Once a fluid layout is used it will (in most cases) fill a wide window whether the user likes it or not, forcing them to resize the window if the content is uncomfortably wide. Just because a user has a large screen it does not follow that they will find a wide design more usable or even more pleasing. It is tiring to read wide lines of text as the eye has to move a long way across the screen and back, and can cause unnecessary eye strain. On the other hand, if content is broken up into multiple columns across a wide screen this can look cluttered and confusing, impairing usability rather than improving it.

If a screen is narrow, any width specified as a percentage will be proportionally narrow, and this can break a layout. For example, at the accessibility101 page linked to above, the right-hand column is almost the same length as the left-hand column on a wide window, but very much longer when the window is made narrow, causing the balance between the content in the two columns to change radically. At extremely narrow window widths, the right-hand column actually lays out beneath the left-hand one. Although all the content is there somewhere, a much more usable result would have been obtained with a zooming layout.

Specifying maximum and minimum widths in the stylesheet should prevent the worst problems with flexible layouts, but few browsers presently honour these specifications.

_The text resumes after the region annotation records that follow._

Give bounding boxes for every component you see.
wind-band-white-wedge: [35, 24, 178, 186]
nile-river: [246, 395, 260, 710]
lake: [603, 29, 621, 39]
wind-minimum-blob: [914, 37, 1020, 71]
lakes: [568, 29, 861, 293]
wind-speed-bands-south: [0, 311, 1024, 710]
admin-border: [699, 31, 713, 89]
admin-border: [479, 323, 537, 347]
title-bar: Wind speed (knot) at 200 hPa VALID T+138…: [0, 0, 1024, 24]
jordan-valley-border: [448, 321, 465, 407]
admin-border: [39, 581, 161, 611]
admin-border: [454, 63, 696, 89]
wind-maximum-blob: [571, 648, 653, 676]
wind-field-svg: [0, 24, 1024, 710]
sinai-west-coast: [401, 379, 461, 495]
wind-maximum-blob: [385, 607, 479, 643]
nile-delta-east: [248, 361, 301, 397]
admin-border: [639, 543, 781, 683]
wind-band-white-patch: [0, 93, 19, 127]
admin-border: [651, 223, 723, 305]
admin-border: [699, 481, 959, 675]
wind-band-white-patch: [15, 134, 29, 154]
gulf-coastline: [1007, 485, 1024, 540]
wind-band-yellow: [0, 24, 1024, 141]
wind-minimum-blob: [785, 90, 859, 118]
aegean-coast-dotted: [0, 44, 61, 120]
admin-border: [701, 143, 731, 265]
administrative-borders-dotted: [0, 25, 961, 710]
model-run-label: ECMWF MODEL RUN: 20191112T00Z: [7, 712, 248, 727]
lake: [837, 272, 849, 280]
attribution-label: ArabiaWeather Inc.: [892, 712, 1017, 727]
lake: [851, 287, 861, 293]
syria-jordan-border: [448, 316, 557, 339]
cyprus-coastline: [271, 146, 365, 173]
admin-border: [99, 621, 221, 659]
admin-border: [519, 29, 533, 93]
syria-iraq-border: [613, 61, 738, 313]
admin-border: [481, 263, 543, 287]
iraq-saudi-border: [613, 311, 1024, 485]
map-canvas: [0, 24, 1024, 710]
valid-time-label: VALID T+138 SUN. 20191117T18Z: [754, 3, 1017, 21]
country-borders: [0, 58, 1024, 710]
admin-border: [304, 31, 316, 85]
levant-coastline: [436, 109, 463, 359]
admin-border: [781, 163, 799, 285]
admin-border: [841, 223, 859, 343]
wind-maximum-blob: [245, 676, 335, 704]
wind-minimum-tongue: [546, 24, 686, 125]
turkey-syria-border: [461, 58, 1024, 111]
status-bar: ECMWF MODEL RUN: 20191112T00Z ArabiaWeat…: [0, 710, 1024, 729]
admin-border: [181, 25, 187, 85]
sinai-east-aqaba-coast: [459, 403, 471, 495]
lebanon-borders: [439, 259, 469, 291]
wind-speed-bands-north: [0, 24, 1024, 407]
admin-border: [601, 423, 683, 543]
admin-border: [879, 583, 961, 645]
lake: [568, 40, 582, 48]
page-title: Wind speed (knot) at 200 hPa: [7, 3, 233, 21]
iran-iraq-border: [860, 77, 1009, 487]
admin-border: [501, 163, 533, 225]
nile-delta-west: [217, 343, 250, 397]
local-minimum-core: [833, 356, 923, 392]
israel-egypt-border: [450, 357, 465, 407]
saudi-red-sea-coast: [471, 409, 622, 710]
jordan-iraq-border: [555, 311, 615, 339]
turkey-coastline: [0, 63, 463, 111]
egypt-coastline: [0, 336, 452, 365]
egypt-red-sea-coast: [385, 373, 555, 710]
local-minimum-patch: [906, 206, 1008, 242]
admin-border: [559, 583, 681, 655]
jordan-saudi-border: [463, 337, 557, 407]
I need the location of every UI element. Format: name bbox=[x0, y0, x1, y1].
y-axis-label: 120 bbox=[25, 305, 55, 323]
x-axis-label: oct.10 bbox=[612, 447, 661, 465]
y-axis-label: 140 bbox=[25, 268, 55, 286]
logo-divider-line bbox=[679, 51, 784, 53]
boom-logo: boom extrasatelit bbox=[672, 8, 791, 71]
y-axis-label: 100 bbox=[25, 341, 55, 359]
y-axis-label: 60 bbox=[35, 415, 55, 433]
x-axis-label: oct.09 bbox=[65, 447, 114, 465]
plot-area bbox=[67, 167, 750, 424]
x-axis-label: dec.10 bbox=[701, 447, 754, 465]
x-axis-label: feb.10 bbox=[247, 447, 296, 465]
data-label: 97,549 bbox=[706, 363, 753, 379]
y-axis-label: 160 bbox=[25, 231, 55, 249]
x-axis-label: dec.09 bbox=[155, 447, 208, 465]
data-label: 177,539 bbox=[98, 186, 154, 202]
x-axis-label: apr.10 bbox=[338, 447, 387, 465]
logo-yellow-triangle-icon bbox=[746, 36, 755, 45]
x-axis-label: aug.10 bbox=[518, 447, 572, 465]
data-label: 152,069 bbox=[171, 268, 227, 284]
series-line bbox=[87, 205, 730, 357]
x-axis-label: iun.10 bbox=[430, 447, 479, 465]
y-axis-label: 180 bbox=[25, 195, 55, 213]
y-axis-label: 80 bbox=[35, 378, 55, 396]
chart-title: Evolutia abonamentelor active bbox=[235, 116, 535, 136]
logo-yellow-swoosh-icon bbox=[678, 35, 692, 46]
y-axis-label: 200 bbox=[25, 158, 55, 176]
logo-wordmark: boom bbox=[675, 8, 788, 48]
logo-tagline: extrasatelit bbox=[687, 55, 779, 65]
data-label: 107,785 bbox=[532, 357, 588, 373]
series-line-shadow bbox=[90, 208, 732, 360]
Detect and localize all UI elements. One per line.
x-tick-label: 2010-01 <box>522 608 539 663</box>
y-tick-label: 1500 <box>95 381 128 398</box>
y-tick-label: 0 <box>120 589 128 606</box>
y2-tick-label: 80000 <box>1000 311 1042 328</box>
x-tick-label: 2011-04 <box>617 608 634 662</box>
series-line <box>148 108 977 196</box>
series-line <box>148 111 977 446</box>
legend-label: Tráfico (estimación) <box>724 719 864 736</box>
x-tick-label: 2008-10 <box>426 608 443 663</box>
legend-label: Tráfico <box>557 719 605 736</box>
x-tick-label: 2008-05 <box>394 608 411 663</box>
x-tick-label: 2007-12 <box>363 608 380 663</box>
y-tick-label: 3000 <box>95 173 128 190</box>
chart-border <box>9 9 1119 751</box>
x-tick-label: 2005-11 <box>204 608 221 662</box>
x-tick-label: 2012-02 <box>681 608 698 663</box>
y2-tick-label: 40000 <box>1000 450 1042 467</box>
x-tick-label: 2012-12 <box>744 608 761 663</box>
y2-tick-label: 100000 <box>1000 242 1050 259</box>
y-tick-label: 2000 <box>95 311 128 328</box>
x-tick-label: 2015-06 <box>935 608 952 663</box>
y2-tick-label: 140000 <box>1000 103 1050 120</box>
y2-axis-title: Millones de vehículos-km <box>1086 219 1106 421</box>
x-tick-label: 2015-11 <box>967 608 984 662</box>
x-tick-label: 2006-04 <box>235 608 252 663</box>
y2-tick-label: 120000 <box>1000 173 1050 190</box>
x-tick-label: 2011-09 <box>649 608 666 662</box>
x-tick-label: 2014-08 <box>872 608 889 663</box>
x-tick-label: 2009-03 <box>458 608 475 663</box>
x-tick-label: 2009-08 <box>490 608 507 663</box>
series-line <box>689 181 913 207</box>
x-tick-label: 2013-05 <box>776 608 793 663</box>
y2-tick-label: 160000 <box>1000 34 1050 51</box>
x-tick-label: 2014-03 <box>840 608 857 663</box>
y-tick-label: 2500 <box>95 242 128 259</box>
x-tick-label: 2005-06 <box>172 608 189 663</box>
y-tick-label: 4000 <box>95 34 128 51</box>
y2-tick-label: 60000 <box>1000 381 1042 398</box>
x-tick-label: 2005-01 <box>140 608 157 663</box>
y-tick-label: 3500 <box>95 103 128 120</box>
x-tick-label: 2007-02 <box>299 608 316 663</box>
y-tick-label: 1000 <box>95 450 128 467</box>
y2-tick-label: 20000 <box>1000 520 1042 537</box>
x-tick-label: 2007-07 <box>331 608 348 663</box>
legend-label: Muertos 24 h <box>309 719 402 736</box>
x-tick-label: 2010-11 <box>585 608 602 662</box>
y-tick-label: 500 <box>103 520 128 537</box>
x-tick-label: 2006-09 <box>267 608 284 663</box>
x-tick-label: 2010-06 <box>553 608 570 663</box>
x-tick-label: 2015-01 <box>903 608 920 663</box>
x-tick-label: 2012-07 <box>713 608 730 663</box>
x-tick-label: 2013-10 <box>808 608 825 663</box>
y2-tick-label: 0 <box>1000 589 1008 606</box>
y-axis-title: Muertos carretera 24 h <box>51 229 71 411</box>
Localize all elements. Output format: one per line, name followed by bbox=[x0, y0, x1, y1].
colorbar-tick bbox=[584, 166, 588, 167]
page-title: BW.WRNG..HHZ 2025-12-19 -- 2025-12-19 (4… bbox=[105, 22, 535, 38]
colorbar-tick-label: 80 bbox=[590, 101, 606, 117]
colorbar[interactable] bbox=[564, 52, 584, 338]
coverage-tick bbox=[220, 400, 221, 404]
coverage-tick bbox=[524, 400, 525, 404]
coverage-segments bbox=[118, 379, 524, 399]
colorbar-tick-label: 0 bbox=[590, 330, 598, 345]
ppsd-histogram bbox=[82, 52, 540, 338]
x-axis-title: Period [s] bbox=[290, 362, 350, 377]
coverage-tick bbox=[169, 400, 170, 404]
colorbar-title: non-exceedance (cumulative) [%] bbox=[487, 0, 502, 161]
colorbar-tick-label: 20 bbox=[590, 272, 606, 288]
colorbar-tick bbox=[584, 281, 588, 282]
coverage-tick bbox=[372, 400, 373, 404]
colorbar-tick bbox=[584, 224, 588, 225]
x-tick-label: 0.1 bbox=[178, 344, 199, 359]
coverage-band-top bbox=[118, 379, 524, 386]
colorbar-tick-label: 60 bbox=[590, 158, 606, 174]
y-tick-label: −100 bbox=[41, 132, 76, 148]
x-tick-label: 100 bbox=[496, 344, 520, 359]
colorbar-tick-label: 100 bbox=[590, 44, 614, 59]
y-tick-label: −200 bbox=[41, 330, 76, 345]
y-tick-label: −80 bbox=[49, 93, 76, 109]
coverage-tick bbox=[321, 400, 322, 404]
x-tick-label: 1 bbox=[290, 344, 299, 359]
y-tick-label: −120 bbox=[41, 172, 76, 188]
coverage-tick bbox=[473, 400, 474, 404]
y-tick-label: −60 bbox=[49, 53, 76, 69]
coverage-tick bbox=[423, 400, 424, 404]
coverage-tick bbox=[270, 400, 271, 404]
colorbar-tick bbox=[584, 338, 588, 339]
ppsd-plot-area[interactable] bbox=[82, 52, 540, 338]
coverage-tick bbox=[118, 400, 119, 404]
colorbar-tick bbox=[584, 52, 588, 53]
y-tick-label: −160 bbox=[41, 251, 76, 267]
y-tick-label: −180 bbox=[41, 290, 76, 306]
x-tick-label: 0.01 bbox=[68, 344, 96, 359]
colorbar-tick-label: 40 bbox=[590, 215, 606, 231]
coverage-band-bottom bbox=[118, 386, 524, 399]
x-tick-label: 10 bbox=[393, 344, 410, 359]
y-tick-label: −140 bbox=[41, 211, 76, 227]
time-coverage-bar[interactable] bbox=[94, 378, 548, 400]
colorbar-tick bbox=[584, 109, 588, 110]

Finally, using a flexible layout gives the designer the least control over the final layout and appearance of their site, and therefore the least control over the visual relationship between the different page elements. This means that it makes it very hard to design a layout for optimal usability. When thinking about this problem it may be worth remembering the old adage that “what will hold a lot will hold a little”. And just because you have a large space it does not follow that you should fill it.